Kıskançlıktan annesi Demeter'i bile öldürebilir! Bu sahneyi gerçekten görmek istiyordu çünkü, diğer tüm tanrıçalar gibi, Demeter de Agnes'in isteği üzerine Scathach tarafından kaçırılan Adonis'i öğrendiğinde Persephone ve Afrodit'e oldukça kıskançtı.
Tabii ki, aynı gün Adonis, Olimpos'un tüm erkek tanrılarının düşmanı oldu... özellikle de Apollo'nun.
Ve bunu sadece varlığıyla yaptı. Tanrılara karşı hiçbir şey yapmadı.
Tanrıların mantıksızlığının boyutu budur. Eğer "önemsiz" derseniz, o zaman doğaüstü varlıkları bilen tüm varlıkların zihninde Yunan tanrıları belirir.
"Hades, ha..." Victor kasıtlı olarak yüksek sesle konuştu.
"..." Persephone sessiz kaldı ve Victor'u izlemeye devam etti.
"...Hmm, onunla gerçekten konuşmak istiyorum."
"…Neden?"
"Kim bilir?

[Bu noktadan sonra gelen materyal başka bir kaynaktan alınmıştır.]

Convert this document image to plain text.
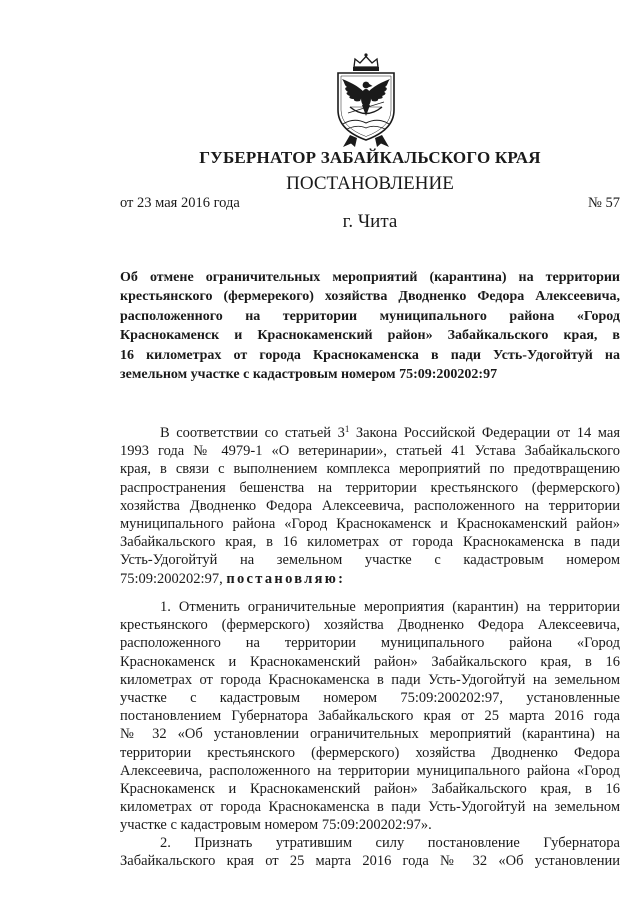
ГУБЕРНАТОР ЗАБАЙКАЛЬСКОГО КРАЯ
ПОСТАНОВЛЕНИЕ
от 23 мая 2016 года	№ 57
г. Чита
Об отмене ограничительных мероприятий (карантина) на территории
крестьянского (фермерекого) хозяйства Дводненко Федора Алексеевича,
расположенного на территории муниципального района «Город
Краснокаменск и Краснокаменский район» Забайкальского края, в
16 километрах от города Краснокаменска в пади Усть-Удогойтуй на
земельном участке с кадастровым номером 75:09:200202:97
В соответствии со статьей $3^1$ Закона Российской Федерации от 14 мая
1993 года № 4979-1 «О ветеринарии», статьей 41 Устава Забайкальского
края, в связи с выполнением комплекса мероприятий по предотвращению
распространения бешенства на территории крестьянского (фермерского)
хозяйства Дводненко Федора Алексеевича, расположенного на территории
муниципального района «Город Краснокаменск и Краснокаменский район»
Забайкальского края, в 16 километрах от города Краснокаменска в пади
Усть-Удогойтуй на земельном участке с кадастровым номером
75:09:200202:97, постановляю:
1. Отменить ограничительные мероприятия (карантин) на территории
крестьянского (фермерского) хозяйства Дводненко Федора Алексеевича,
расположенного на территории муниципального района «Город
Краснокаменск и Краснокаменский район» Забайкальского края, в 16
километрах от города Краснокаменска в пади Усть-Удогойтуй на земельном
участке с кадастровым номером 75:09:200202:97, установленные
постановлением Губернатора Забайкальского края от 25 марта 2016 года
№ 32 «Об установлении ограничительных мероприятий (карантина) на
территории крестьянского (фермерского) хозяйства Дводненко Федора
Алексеевича, расположенного на территории муниципального района «Город
Краснокаменск и Краснокаменский район» Забайкальского края, в 16
километрах от города Краснокаменска в пади Усть-Удогойтуй на земельном
участке с кадастровым номером 75:09:200202:97».
2. Признать утратившим силу постановление Губернатора
Забайкальского края от 25 марта 2016 года № 32 «Об установлении
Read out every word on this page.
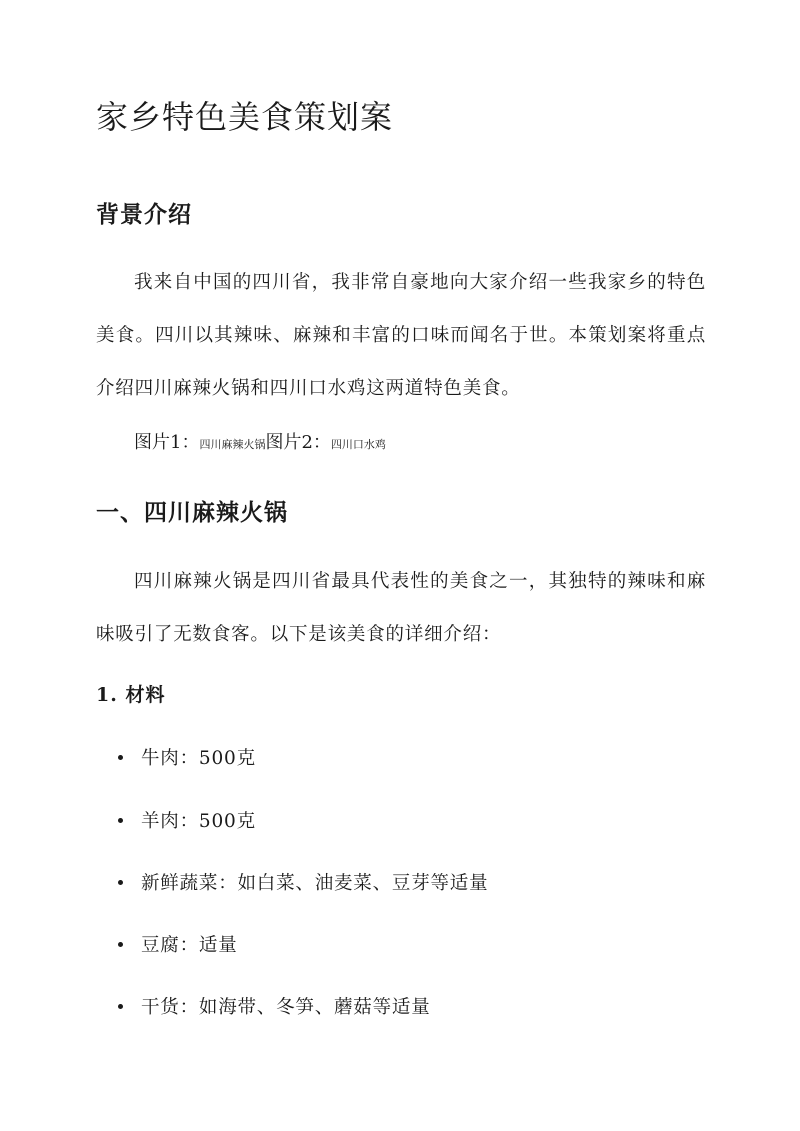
家乡特色美食策划案
背景介绍

我来自中国的四川省，我非常自豪地向大家介绍一些我家乡的特色美食。四川以其辣味、麻辣和丰富的口味而闻名于世。本策划案将重点介绍四川麻辣火锅和四川口水鸡这两道特色美食。

图片1：四川麻辣火锅图片2：四川口水鸡

一、四川麻辣火锅

四川麻辣火锅是四川省最具代表性的美食之一，其独特的辣味和麻味吸引了无数食客。以下是该美食的详细介绍：

1. 材料
牛肉：500克
羊肉：500克
新鲜蔬菜：如白菜、油麦菜、豆芽等适量
豆腐：适量
干货：如海带、冬笋、蘑菇等适量
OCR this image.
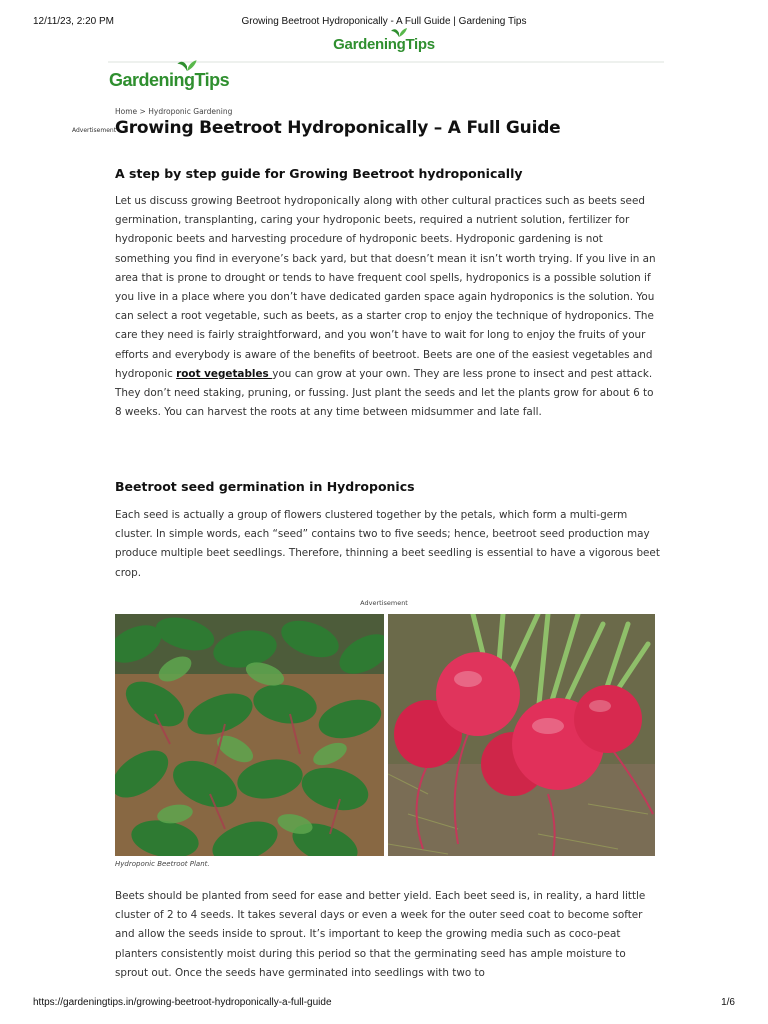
12/11/23, 2:20 PM	Growing Beetroot Hydroponically - A Full Guide | Gardening Tips
Gardening Tips
Gardening
Tips
Home > Hydroponic Gardening
Advertisement
Growing Beetroot Hydroponically – A Full Guide
A step by step guide for Growing Beetroot hydroponically

Let us discuss growing Beetroot hydroponically along with other cultural practices such as beets seed germination, transplanting, caring your hydroponic beets, required a nutrient solution, fertilizer for hydroponic beets and harvesting procedure of hydroponic beets. Hydroponic gardening is not something you find in everyone’s back yard, but that doesn’t mean it isn’t worth trying. If you live in an area that is prone to drought or tends to have frequent cool spells, hydroponics is a possible solution if you live in a place where you don’t have dedicated garden space again hydroponics is the solution. You can select a root vegetable, such as beets, as a starter crop to enjoy the technique of hydroponics. The care they need is fairly straightforward, and you won’t have to wait for long to enjoy the fruits of your efforts and everybody is aware of the benefits of beetroot. Beets are one of the easiest vegetables and hydroponic root vegetables you can grow at your own. They are less prone to insect and pest attack. They don’t need staking, pruning, or fussing. Just plant the seeds and let the plants grow for about 6 to 8 weeks. You can harvest the roots at any time between midsummer and late fall.

Beetroot seed germination in Hydroponics

Each seed is actually a group of flowers clustered together by the petals, which form a multi-germ cluster. In simple words, each “seed” contains two to five seeds; hence, beetroot seed production may produce multiple beet seedlings. Therefore, thinning a beet seedling is essential to have a vigorous beet crop.

Advertisement
Hydroponic Beetroot Plant.

Beets should be planted from seed for ease and better yield. Each beet seed is, in reality, a hard little cluster of 2 to 4 seeds. It takes several days or even a week for the outer seed coat to become softer and allow the seeds inside to sprout. It’s important to keep the growing media such as coco-peat planters consistently moist during this period so that the germinating seed has ample moisture to sprout out. Once the seeds have germinated into seedlings with two to

https://gardeningtips.in/growing-beetroot-hydroponically-a-full-guide	1/6
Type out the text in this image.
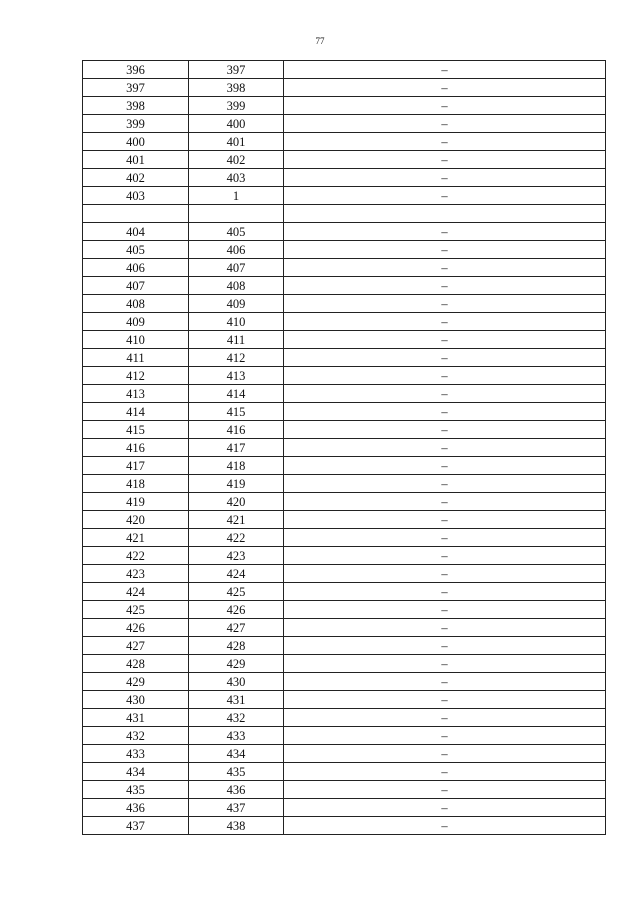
77
396	397	–
397	398	–
398	399	–
399	400	–
400	401	–
401	402	–
402	403	–
403	1	–

404	405	–
405	406	–
406	407	–
407	408	–
408	409	–
409	410	–
410	411	–
411	412	–
412	413	–
413	414	–
414	415	–
415	416	–
416	417	–
417	418	–
418	419	–
419	420	–
420	421	–
421	422	–
422	423	–
423	424	–
424	425	–
425	426	–
426	427	–
427	428	–
428	429	–
429	430	–
430	431	–
431	432	–
432	433	–
433	434	–
434	435	–
435	436	–
436	437	–
437	438	–
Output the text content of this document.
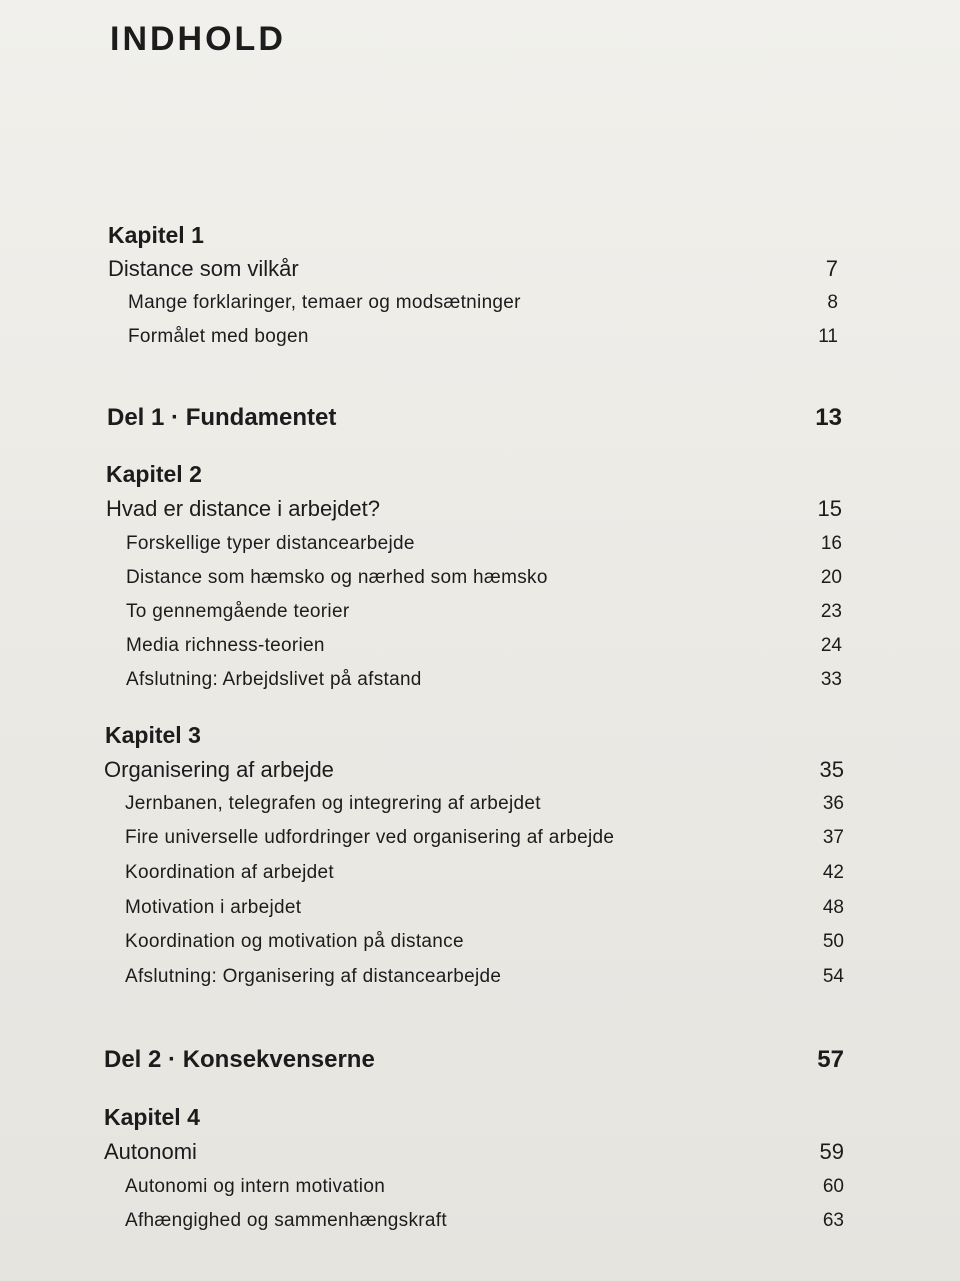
INDHOLD
Kapitel 1
Distance som vilkår	7
Mange forklaringer, temaer og modsætninger	8
Formålet med bogen	11
Del 1 · Fundamentet	13
Kapitel 2
Hvad er distance i arbejdet?	15
Forskellige typer distancearbejde	16
Distance som hæmsko og nærhed som hæmsko	20
To gennemgående teorier	23
Media richness-teorien	24
Afslutning: Arbejdslivet på afstand	33
Kapitel 3
Organisering af arbejde	35
Jernbanen, telegrafen og integrering af arbejdet	36
Fire universelle udfordringer ved organisering af arbejde	37
Koordination af arbejdet	42
Motivation i arbejdet	48
Koordination og motivation på distance	50
Afslutning: Organisering af distancearbejde	54
Del 2 · Konsekvenserne	57
Kapitel 4
Autonomi	59
Autonomi og intern motivation	60
Afhængighed og sammenhængskraft	63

Belki de sadece onunla konuşmak istiyorum, böylece onun sevgili karısını elinden alabilirim."
"Ne..." Persephone şok içinde Victor'a baktı, ilahi güzelliğindeki yüzünü süsleyen nazik gülümsemesine baktı, yalan içermeyen ifadesine baktı ve düşündü.
'...gerçekten bunu benim için mi yapacaktı?' Her kadının hayali, iki erkeğin kendisi için kavga etmesiydi, özellikle de Afrodit'e karşı her zaman biraz kıskançlık ve haset duyan Persephone gibi bir tanrıça için.
"Bunu benim için gerçekten yapar mısın?"
"...Tabii ki..." Victor'un gülümsemesi biraz daha genişledi, "Hayır."
"..." Persephone'nin yüzü, Victor'un cümlesinin başında küçük bir memnuniyet gülümsemesi aldı, ama cümlesini bitirdiğinde tamamen çöktü.
Kadın, adama nötr, ölü bir bakışla bakıyordu.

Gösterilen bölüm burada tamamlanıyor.